Posted on June 23, 2007. Filed under: Art, News, Night Life, Photography, Politics |

Paolo Pellegrin’s photographs of last summer’s war in Lebanon went on display last night at the CVZ Contemporary in New York City. Pellegrin is a member of the elite photography collective Magnum, which is sponsoring a month-long series of exhibitions celebrating its sixtieth anniversary.

Seeing the work in person is an experience (and I’d recommend taking the elevator over tramping up the five steep flights of stairs). It’s harder to dismiss. On the web, we can give photos a second or two of attention and then click–it’s gone forever. In person, a lasting impression remains in one’s memory. My impression was that I was looking at the work of a great photographer with a lot of guts. I tried to to put myself in his shoes, although I don’t think that’s what photojournalists intend their work to do. If it’s fair to generalize, then presumably they want their subjects to be the focus of attention, not themselves.
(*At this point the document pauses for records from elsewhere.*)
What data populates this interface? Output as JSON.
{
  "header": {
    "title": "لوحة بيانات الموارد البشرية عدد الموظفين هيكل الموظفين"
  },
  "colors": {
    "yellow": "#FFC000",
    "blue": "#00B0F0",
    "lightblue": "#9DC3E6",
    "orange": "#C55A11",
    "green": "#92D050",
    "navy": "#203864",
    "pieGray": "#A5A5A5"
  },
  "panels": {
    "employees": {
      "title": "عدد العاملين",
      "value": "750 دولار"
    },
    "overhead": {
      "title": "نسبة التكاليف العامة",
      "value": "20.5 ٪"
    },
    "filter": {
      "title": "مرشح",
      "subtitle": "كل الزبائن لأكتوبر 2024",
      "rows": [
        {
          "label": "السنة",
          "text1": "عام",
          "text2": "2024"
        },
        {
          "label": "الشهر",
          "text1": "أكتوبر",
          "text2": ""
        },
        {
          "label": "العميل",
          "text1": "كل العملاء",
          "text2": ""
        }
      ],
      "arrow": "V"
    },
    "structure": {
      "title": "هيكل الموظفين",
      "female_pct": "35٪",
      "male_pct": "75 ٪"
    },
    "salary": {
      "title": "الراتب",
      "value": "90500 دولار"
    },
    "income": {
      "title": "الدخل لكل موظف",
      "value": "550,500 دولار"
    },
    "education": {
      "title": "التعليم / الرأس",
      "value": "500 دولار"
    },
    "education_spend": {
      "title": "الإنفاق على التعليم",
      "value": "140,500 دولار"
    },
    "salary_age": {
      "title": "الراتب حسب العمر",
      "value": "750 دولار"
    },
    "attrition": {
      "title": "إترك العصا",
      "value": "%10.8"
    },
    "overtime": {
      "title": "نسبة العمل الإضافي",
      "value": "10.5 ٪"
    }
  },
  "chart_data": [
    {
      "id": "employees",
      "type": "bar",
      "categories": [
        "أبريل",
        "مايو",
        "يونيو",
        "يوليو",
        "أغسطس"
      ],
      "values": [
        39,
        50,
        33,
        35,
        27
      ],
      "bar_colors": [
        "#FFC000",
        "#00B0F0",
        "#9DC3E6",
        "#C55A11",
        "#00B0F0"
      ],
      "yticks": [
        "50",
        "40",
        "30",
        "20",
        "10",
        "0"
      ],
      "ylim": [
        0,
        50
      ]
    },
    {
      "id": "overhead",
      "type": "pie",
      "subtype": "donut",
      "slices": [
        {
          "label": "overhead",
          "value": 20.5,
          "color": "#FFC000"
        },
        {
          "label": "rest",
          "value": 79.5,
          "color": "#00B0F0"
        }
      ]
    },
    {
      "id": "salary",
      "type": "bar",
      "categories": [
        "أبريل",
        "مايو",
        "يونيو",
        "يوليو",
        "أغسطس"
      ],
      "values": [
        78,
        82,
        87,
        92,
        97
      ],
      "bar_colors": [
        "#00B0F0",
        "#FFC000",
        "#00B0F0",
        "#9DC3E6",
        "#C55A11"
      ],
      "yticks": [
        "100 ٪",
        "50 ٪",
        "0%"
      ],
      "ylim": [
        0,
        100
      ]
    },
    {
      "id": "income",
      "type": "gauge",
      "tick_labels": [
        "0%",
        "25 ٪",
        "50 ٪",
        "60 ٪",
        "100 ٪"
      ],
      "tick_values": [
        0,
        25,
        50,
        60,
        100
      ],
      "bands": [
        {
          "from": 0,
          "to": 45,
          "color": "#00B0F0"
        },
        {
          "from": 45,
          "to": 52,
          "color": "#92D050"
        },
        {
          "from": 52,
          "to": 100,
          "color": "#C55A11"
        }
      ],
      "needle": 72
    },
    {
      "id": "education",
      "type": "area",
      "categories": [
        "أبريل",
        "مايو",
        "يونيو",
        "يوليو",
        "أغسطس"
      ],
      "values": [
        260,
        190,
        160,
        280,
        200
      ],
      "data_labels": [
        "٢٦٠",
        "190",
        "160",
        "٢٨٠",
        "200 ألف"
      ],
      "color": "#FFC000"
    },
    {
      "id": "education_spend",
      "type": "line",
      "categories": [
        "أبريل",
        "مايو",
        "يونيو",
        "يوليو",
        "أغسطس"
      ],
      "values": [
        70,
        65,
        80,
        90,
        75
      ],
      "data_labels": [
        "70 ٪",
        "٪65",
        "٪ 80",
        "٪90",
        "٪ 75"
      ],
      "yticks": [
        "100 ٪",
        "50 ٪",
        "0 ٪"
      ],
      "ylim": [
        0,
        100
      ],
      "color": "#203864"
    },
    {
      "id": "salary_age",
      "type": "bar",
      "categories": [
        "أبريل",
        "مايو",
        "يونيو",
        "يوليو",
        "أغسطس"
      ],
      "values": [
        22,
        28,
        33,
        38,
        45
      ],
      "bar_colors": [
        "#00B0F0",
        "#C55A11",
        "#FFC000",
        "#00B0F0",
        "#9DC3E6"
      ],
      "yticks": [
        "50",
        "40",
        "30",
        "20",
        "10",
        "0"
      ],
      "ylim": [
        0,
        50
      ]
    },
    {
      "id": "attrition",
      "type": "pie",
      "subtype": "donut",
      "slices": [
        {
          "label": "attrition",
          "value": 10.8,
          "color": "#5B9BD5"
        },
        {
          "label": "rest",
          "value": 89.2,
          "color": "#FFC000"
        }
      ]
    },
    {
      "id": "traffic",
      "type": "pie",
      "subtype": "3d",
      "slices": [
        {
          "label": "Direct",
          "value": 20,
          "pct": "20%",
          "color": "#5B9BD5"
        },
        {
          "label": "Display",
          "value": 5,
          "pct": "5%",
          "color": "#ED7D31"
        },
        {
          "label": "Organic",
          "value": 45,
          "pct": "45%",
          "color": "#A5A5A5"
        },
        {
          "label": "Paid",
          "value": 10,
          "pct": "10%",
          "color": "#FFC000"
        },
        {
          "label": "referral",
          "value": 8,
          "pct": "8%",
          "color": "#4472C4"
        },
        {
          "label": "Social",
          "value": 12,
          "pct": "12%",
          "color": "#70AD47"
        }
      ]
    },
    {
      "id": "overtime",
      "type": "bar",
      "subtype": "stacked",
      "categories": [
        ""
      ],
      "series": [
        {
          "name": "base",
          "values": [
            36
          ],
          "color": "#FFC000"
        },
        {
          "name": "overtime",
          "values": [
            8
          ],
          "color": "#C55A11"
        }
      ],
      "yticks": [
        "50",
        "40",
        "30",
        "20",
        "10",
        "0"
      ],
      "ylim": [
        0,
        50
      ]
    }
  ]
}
But I can’t help it. I’m compelled to do both. If I am to look at photographs, then I will do so with the awareness that I’m viewing the world through the eyes of another person.

Photographs like Pellegrin’s can lead writers and viewers into areas where language ceases to make sense. For example, Pellegrin’s work is not merely a set of documents–they are works of art. But in what sense can they be said to be beautiful? Body parts? Grief-stricken people? Powerless victims caught in global war between politicians?

This could meander off into a rant about the cruelty of using air power in areas heavily populated with civilians. Large numbers of civilians are always killed in these campaigns. In WWII, my understanding is that very often large numbers of civilian deaths were part of the strategy. Punish the nation. Break their will to fight. Destroy their ability to make munitions. In the case of Lebanon, it seems that Hezbollah made its home among civilians perhaps in order to use them as human shields. I don’t know. It didn’t work.

My wife asked me if I thought that the exhibition would create anti Israel feelings, and I said that it was unlikely to change anyone’s views. People who are anti Israel have whole host of reasons for it already. Anyone who has looked into the matter has seen the photos of body parts and corpses left over when a bus explodes carrying unarmed Israelis. Not so curiously, the burnt body parts of both groups look the same. But there was one photo that may have showed Hassan Nasrallah, the leader of Hezbollah, smiling amid the ruins of southern Lebanon–and his gaze seemed demonic. If it was him, what on earth was he smiling about?